Dopo essersi scambiati un cenno tre degli assalitori salirono le scale e, una volta sul pianerottolo, sfondarono a calci la porta dell'unica stanza. La donna si trovava al centro e teneva una pistola puntata contro di loro. Quando partì il colpo i primi due riuscirono a gettarsi a terra, il terzo non fece in tempo e venne colpito in piena fronte. Uno sguardo di stupore apparve sul suo volto, quindi si afflosciò senza alcun lamento. La reazione fu terribile. Dopo averla disarmata, i due la percossero con calci e pugni e la denudarono. Nel frattempo i due rimasti al piano inferiore, udito lo sparo, erano accorsi con le armi spianate. Quando videro il loro compagno a terra privo di vita si unirono agli altri. Dopo una mezz'ora di violenze e torture, quello che sembrava essere il capo disse che era meglio andare. Gli altri annuirono e cominciarono ad uscire dalla stanza.
Rimasto solo, il comandante Fosco fissò quello che ormai era un ammasso sanguinolento, respirava a malapena. Colto da un sentimento di pietà puntò il mitra alla testa della donna, ma al momento di premere il grilletto, un rumore catturò la sua attenzione. Voltò la testa nella direzione di esso e restò pietrificato. L'anta dell'armadio si era socchiusa e due occhi azzurri lo fissarono spaventati. Il bambino uscì del tutto e andò a posizionarsi davanti alla madre, gli occhi sempre puntati su Fosco. La pressione sul grilletto aumentò, la raffica forò il soffitto facendo piovere calcinacci sul letto intriso di sangue. Poi, senza dire una parola, il comandante voltò le spalle e uscì dalla stanza. Al pianterreno i suoi uomini lo stavano aspettando, non dissero nulla ma i loro volti esprimevano la stessa domanda." Volevo essere sicuro che crepasse quella cagna" fu la sua risposta. Del bambino nessun accenno.
Giugno 1965
La sua ultima visita al paese natale risaliva a una decina d'anni prima. L'onorevole Michele P. scese dall'auto e fece due due passi verso il centro della piazza deserta. Quando arrivò dinanzi alla grande statua che la dominava represse un sorriso. Il grande condottiero mancava sempre di anulare e indice, una macchia biancastra di guano colava dalla guancia destra come una lacrima. Nella prima luce dell'alba si portò sotto i portici e si fermò davanti alla vetrina del fornaio.
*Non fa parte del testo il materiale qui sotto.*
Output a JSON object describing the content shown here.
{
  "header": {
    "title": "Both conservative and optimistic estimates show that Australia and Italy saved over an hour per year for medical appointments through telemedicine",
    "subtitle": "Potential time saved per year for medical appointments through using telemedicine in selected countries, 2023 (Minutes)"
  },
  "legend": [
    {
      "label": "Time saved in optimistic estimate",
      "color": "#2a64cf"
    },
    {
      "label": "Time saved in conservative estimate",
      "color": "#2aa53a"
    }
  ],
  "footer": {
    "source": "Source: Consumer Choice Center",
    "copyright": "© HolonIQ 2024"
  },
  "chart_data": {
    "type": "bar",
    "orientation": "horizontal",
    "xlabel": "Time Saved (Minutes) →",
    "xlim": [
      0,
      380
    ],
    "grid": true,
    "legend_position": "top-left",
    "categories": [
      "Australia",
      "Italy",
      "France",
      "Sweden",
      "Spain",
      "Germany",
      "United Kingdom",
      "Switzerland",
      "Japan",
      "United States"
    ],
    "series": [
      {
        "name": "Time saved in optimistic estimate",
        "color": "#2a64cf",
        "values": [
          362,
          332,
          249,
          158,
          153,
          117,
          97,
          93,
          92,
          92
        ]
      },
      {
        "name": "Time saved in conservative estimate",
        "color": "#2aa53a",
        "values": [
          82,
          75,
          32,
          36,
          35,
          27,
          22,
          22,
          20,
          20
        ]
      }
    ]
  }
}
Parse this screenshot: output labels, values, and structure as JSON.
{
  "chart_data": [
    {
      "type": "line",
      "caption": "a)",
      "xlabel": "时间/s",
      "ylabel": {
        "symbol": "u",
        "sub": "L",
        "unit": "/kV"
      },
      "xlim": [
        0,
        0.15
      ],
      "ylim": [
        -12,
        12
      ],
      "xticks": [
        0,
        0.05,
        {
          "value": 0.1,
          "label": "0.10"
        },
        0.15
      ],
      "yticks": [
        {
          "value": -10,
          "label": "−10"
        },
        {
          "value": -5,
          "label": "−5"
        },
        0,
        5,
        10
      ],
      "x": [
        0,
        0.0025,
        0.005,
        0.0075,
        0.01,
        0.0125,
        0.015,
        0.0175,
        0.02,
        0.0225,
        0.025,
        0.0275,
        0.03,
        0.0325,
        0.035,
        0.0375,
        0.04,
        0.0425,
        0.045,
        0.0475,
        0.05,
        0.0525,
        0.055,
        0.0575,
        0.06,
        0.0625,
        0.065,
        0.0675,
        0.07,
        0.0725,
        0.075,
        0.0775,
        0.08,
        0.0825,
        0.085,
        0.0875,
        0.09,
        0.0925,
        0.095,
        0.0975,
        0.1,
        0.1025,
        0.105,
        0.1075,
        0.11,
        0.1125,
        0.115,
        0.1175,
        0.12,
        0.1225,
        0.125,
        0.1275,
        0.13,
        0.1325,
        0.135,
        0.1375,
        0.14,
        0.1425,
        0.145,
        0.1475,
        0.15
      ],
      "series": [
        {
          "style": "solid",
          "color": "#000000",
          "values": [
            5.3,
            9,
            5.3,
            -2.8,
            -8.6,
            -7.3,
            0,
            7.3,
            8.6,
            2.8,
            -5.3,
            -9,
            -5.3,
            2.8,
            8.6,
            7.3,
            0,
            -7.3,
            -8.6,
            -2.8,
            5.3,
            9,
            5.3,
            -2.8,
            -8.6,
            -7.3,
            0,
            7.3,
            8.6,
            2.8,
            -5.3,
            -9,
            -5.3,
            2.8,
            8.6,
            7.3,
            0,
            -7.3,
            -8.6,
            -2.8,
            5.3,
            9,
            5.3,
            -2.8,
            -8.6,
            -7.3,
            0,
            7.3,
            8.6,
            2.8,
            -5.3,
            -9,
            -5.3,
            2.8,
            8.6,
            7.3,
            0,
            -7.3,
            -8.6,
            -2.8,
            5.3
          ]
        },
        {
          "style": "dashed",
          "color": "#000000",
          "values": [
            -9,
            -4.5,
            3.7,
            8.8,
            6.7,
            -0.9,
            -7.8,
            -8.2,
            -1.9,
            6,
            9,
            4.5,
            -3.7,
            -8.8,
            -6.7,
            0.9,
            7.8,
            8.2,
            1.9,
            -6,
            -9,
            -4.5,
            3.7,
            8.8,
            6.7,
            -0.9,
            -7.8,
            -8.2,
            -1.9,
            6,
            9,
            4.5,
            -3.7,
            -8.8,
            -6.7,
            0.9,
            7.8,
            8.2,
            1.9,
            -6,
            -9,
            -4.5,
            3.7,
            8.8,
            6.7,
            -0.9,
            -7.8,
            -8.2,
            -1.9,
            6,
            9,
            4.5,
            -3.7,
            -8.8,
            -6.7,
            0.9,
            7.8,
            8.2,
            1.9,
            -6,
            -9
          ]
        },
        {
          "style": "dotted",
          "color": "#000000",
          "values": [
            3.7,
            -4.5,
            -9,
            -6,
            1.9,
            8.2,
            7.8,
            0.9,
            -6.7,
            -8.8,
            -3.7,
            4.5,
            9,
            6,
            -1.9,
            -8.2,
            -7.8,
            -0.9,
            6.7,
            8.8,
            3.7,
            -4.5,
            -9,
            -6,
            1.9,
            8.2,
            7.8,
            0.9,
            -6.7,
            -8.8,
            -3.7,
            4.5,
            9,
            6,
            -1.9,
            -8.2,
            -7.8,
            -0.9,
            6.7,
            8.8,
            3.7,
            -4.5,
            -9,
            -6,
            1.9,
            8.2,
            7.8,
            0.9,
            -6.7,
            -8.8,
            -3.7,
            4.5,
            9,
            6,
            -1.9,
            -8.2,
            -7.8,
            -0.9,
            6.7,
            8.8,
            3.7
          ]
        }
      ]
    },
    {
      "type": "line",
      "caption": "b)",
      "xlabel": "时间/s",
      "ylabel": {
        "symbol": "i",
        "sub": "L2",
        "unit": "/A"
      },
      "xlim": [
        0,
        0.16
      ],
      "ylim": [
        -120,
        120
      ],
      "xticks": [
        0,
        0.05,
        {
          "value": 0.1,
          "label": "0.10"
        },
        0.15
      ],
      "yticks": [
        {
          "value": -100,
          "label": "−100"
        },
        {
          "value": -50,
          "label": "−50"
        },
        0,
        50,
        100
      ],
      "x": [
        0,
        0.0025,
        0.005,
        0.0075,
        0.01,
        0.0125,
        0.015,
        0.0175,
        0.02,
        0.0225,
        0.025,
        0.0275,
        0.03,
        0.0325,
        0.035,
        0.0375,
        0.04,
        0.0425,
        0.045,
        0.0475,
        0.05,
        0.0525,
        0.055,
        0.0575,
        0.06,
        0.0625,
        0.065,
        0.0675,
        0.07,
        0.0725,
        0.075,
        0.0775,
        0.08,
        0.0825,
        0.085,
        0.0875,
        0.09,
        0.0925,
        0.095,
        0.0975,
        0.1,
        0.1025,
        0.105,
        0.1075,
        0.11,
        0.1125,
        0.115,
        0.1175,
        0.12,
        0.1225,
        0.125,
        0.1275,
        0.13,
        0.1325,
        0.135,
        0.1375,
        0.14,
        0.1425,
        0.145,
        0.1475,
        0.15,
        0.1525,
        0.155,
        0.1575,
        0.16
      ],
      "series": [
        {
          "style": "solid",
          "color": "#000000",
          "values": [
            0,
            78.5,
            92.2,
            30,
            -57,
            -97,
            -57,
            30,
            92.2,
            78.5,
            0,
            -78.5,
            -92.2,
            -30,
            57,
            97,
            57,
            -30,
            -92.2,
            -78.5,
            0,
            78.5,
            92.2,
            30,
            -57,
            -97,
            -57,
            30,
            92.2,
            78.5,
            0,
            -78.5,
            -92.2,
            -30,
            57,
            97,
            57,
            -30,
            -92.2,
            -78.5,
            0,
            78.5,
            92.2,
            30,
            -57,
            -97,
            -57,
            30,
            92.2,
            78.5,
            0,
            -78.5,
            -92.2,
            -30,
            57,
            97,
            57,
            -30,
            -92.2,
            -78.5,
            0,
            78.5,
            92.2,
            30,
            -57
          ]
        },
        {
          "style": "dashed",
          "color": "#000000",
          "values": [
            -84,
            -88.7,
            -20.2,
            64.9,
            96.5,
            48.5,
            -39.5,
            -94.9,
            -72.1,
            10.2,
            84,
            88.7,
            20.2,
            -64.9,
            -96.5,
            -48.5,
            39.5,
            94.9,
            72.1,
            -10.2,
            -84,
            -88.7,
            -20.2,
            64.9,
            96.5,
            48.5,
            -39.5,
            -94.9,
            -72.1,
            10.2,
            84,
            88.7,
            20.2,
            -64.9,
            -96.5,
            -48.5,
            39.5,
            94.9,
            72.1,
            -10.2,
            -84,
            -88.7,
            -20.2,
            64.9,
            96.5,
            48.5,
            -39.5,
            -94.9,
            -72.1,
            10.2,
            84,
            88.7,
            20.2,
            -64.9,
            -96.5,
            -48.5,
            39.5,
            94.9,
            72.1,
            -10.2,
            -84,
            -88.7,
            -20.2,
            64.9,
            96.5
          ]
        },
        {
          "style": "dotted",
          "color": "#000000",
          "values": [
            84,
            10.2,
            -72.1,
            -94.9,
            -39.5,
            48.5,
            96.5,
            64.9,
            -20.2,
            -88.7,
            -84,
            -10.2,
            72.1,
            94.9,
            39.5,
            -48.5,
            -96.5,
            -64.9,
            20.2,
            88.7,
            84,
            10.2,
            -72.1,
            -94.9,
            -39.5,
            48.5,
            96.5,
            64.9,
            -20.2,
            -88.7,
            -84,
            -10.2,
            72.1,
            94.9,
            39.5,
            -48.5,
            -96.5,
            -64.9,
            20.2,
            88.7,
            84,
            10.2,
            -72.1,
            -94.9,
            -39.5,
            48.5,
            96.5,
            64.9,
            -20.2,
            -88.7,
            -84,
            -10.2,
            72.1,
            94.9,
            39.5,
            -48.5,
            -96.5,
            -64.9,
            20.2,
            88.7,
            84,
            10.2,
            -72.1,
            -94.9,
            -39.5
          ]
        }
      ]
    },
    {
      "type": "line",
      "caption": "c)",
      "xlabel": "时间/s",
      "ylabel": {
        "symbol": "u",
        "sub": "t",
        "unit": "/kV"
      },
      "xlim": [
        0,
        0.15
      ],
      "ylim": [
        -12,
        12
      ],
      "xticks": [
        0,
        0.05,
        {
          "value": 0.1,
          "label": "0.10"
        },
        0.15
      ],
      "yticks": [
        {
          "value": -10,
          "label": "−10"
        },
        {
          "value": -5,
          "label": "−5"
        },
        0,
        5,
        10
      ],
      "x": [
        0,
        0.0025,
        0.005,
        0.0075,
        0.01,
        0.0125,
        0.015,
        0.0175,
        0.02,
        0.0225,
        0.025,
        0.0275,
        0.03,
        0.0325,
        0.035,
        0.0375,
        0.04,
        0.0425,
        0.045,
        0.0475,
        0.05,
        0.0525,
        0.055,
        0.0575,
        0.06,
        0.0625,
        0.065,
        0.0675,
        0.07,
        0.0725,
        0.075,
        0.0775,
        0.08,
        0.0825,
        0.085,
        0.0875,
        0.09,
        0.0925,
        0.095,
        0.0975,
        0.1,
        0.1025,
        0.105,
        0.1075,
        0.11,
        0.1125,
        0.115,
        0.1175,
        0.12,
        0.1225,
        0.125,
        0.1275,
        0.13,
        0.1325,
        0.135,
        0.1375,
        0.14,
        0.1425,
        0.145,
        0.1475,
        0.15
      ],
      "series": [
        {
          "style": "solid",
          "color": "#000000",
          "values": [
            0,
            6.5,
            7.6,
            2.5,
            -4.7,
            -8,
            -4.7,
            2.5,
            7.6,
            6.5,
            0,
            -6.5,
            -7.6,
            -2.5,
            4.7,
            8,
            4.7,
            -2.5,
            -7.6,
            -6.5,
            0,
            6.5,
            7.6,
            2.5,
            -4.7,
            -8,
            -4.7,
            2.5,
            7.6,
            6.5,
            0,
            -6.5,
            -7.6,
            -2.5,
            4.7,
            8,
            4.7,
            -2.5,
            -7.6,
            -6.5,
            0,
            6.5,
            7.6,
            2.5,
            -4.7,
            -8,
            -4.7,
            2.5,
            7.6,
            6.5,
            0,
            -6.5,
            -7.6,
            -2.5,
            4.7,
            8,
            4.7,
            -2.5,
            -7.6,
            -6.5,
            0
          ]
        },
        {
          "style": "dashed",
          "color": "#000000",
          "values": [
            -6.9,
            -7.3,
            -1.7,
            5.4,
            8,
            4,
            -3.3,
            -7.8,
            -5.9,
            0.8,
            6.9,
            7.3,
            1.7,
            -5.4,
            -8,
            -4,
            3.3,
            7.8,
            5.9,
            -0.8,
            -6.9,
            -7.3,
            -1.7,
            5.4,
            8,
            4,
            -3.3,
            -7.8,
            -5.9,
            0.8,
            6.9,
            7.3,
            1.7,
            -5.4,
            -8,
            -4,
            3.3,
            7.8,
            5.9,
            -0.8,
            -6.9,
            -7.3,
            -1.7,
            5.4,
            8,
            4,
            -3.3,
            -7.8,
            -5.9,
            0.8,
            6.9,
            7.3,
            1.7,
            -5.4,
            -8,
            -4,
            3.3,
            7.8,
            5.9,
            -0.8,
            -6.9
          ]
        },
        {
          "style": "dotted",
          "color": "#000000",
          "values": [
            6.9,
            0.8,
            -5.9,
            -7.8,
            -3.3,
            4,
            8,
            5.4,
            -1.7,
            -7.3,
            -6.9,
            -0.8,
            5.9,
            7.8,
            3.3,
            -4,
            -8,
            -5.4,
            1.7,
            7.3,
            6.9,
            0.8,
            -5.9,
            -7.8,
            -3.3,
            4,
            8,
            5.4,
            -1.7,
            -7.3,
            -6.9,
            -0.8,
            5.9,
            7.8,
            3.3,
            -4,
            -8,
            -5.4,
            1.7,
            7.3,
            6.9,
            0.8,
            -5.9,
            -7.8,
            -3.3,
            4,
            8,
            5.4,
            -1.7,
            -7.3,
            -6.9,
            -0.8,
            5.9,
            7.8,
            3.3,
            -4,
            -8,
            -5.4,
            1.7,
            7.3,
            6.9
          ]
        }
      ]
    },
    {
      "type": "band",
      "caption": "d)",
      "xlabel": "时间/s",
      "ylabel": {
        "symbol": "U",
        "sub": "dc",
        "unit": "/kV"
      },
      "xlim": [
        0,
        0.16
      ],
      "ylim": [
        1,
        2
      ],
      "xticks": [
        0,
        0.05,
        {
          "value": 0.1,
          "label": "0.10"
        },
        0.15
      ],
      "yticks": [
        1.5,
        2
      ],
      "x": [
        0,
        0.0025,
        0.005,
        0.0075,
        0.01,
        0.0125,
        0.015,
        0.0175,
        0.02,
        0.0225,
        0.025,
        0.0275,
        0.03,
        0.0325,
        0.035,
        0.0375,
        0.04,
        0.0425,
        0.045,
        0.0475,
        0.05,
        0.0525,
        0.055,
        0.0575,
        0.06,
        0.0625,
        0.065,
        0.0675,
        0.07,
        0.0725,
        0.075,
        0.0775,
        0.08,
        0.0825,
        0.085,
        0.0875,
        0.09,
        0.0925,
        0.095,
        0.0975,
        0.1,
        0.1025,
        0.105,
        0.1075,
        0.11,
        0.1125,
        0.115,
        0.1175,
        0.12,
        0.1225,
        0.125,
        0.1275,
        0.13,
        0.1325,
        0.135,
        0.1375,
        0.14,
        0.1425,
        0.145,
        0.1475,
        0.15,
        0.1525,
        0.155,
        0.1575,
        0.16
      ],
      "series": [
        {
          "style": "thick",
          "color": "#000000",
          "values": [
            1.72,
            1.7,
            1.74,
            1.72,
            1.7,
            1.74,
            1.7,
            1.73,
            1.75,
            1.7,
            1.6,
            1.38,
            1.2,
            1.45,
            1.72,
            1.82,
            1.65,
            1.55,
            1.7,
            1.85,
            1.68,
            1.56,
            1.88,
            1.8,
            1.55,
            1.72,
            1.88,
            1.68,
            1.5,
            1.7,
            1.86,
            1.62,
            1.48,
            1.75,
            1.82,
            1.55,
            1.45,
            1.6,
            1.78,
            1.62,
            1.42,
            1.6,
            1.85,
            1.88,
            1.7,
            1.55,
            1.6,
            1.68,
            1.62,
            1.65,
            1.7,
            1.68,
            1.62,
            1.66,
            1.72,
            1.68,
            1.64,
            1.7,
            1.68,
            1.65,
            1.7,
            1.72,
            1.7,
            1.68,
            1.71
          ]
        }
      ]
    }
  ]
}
Non vi era alcuna insegna, d'altronde era l'unico panificio del paese, si chiese se fosse ancora il vecchio Olmo il proprietario. Abituato ormai alla vita frenetica della capitale, quel silenzio quasi lo infastidì, voltò le spalle al negozio e ritornò verso la macchina. Per un istante meditò d'invertire la marcia e andarsene, nessuno l'aveva ancora notato, nemmeno un'anima avrebbe saputo della sua breve apparizione. Dalla tasca della giacca prese il biglietto e lo lesse per l'ennesima volta. No, non avrebbe potuto scappare, doveva molto al suo vecchio compare. Giuseppe F. era stato colui che l'aveva spinto a intraprendere la carriera politica " Sapresti incantare anche i serpenti" era solito ripetere durante le loro accanite discussioni. Seppur riluttante decise che sarebbe rimasto giusto per la cerimonia, per il pranzo avrebbe addotto impegni politici, Giuseppe avrebbe capito. Dopo aver rimesso in tasca il biglietto risalì in auto e ingranò la marcia.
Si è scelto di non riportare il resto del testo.